Pharmazie
In der
Bundesrepublik Deutschland erkranken jährlich etwa 40
000 Menschen an einem Dickdarmkarzinom. Bei einem großen
Teil der Patienten kann der Tumor chirurgisch entfernt
werden. Bei circa 75 Prozent der Patienten liegen zum
Zeitpunkt der Diagnosestellung noch keine Anhaltspunkte
für Fernmetastasen vor.
Levamisol ist
der arzneilich wirksame Bestandteil des
Fertigarzneimittels Ergamisol® der Firma Janssen-Cilag
GmbH. Eine Filmtablette enthält 59 mg
Levamisolhydrochlorid, entsprechend 50 mg Levamisol.
Um mögliche mikroskopisch
kleine Resttumoren zu bekämpfen, wird nach der
potentiell kurativen operativen Entfernung des
Primärtumors eine adjuvante Therapie eingeleitet. Das
kann eine Radio-, Chemo- oder Immuntherapie oder auch
eine Kombination aus ihnen sein.
Anfang der neunziger Jahre wurde vermutet, daß
das seit über zwanzig Jahren in der Veterinärmedizin
verwendete Anthelminthikum Levamisol aufgrund seiner
immunmodulatorischen Eigenschaften einen Fortschritt in
der Behandlung von Krebserkrankungen bedeuten könnte.
Seit Juni 1995 ist Levamisol zur adjuvanten Therapie mit
dem Pyrimidinantagonisten 5-Fluorouracil (5-FU) bei
Patienten mit Colonkarzinomen TNM Stadium III,
entsprechend Dukes C (T1-4, N1-3, M0) zugelassen. T(umor)

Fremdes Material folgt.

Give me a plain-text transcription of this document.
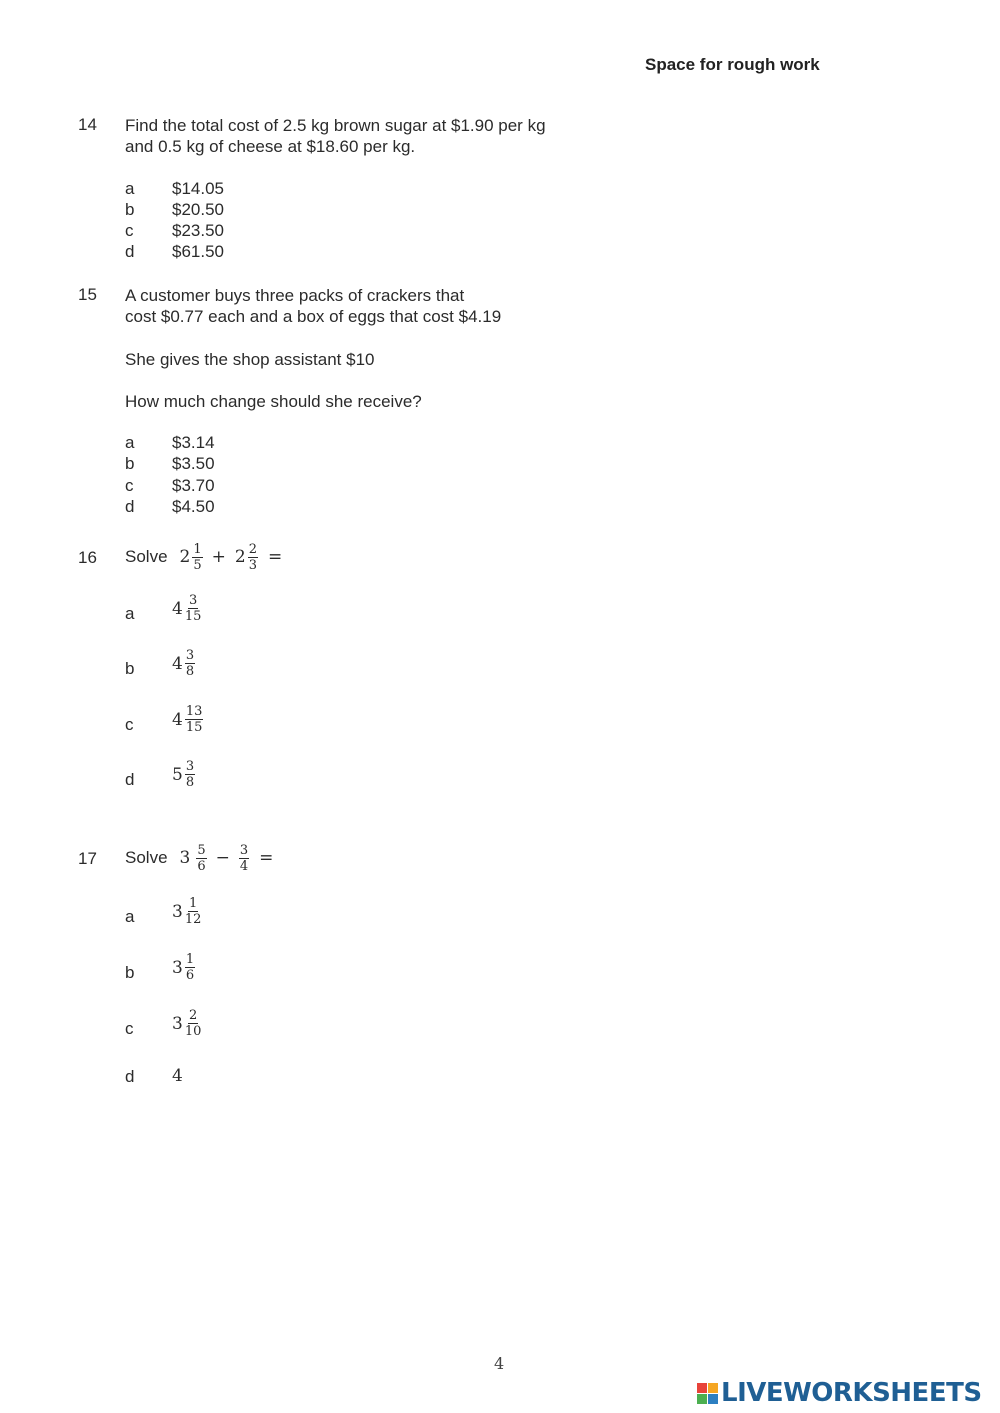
Space for rough work
14 Find the total cost of 2.5 kg brown sugar at $1.90 per kg
and 0.5 kg of cheese at $18.60 per kg.
a $14.05
b $20.50
c $23.50
d $61.50
15 A customer buys three packs of crackers that
cost $0.77 each and a box of eggs that cost $4.19
She gives the shop assistant $10
How much change should she receive?
a $3.14
b $3.50
c $3.70
d $4.50
16 Solve $2 \frac{1}{5} + 2 \frac{2}{3}$ =
a $4 \frac{3}{15}$
b $4 \frac{3}{8}$
c $4 \frac{13}{15}$
d $5 \frac{3}{8}$
17 Solve $3 \frac{5}{6} - \frac{3}{4}$ =
a $3 \frac{1}{12}$
b $3 \frac{1}{6}$
c $3 \frac{2}{10}$
d 4
4
LIVEWORKSHEETS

beschreibt dabei die Ausbreitung des Tumors in das
Gewebe, N(ode) den Befall der regionären Lymphknoten und
M(etastasis) die Metastasen, wobei M besagt, daß keine
Evidenz für Fernmetastasen vorliegt.
Chemische Klassifikation
Levamisol ist das linksdrehende Isomer von
Tetramisol. Die chemische Bezeichnung lautet: (-)-2, 3,
5, 6,-Tetrahydro-6-phenylimidazo (2,
1-b)thiazolmonohydrochlorid. Wichtige Strukturmerkmale
für die Wirkungsweise sind der Thiazol- und der
Imidazolring. Die Substanz ist als Hydrochlorid gut
wasserlöslich und stabil in saurer, wäßriger Lösung,
hydrolysiert aber in alkalischen oder neutralen
Lösungen.
Das ursprünglich als Anthelminthikum entwickelte
Levamisol zeigte in seiner Anwendung immunmodulatorische
Eigenschaften, die bis heute nicht vollständig
aufgeklärt sind. Der Einsatz zusammen mit dem
Pyrimidinantagonisten 5-Fluorouracil muß eher als
Zufallsentdeckung angesehen werden, obwohl die
immunmodulierenden Eigenschaften Gegenstand vieler
Untersuchungen bei Krankheiten mit Beteiligung des
Immunsystems waren. Ein Teil der Wirkung kann auf die
Hemmung der alkalischen Phosphatase und eine Förderung
der T-Zellreifung zurückgeführt werden.
Die Dosierung ist aus der Anwendung als Anthelminthikum
beim Menschen abgeleitet. Levamisol wird oral an drei
aufeinanderfolgenden Tagen verabreicht, wobei am ersten
Tag der Einnahme eine 5-Fluorouracil-Infusion verabreicht
wird. Während die Injektion wöchentlich erfolgt,
besteht für die Levamisolgabe eine vierzehntägige
Therapiepause. Die jeweiligen Monotherapien mit Levamisol
oder 5-Fluorouracil brachten keinen signifikanten Vorteil
für den Verlauf der Krankheit, wogegen eine große
Studie für die Kombinationstherapie bei
Dukes-C-Patienten eine Verminderung der Rezidivrate um 40
Prozent und eine Senkung der Gesamtmortalität um 33
Prozent ergab.
Untersuchungen zur Langzeitwirksamkeit und der
Verträglichkeit mit anderen zytostatisch wirkenden
Substanzen fehlen bislang. Zur Bestimmung des
endgültigen Stellenwertes von Levamisol in der Therapie
des Colonkarzinoms sind weitere kontrollierte, möglichst
prospektive klinische Studien erforderlich.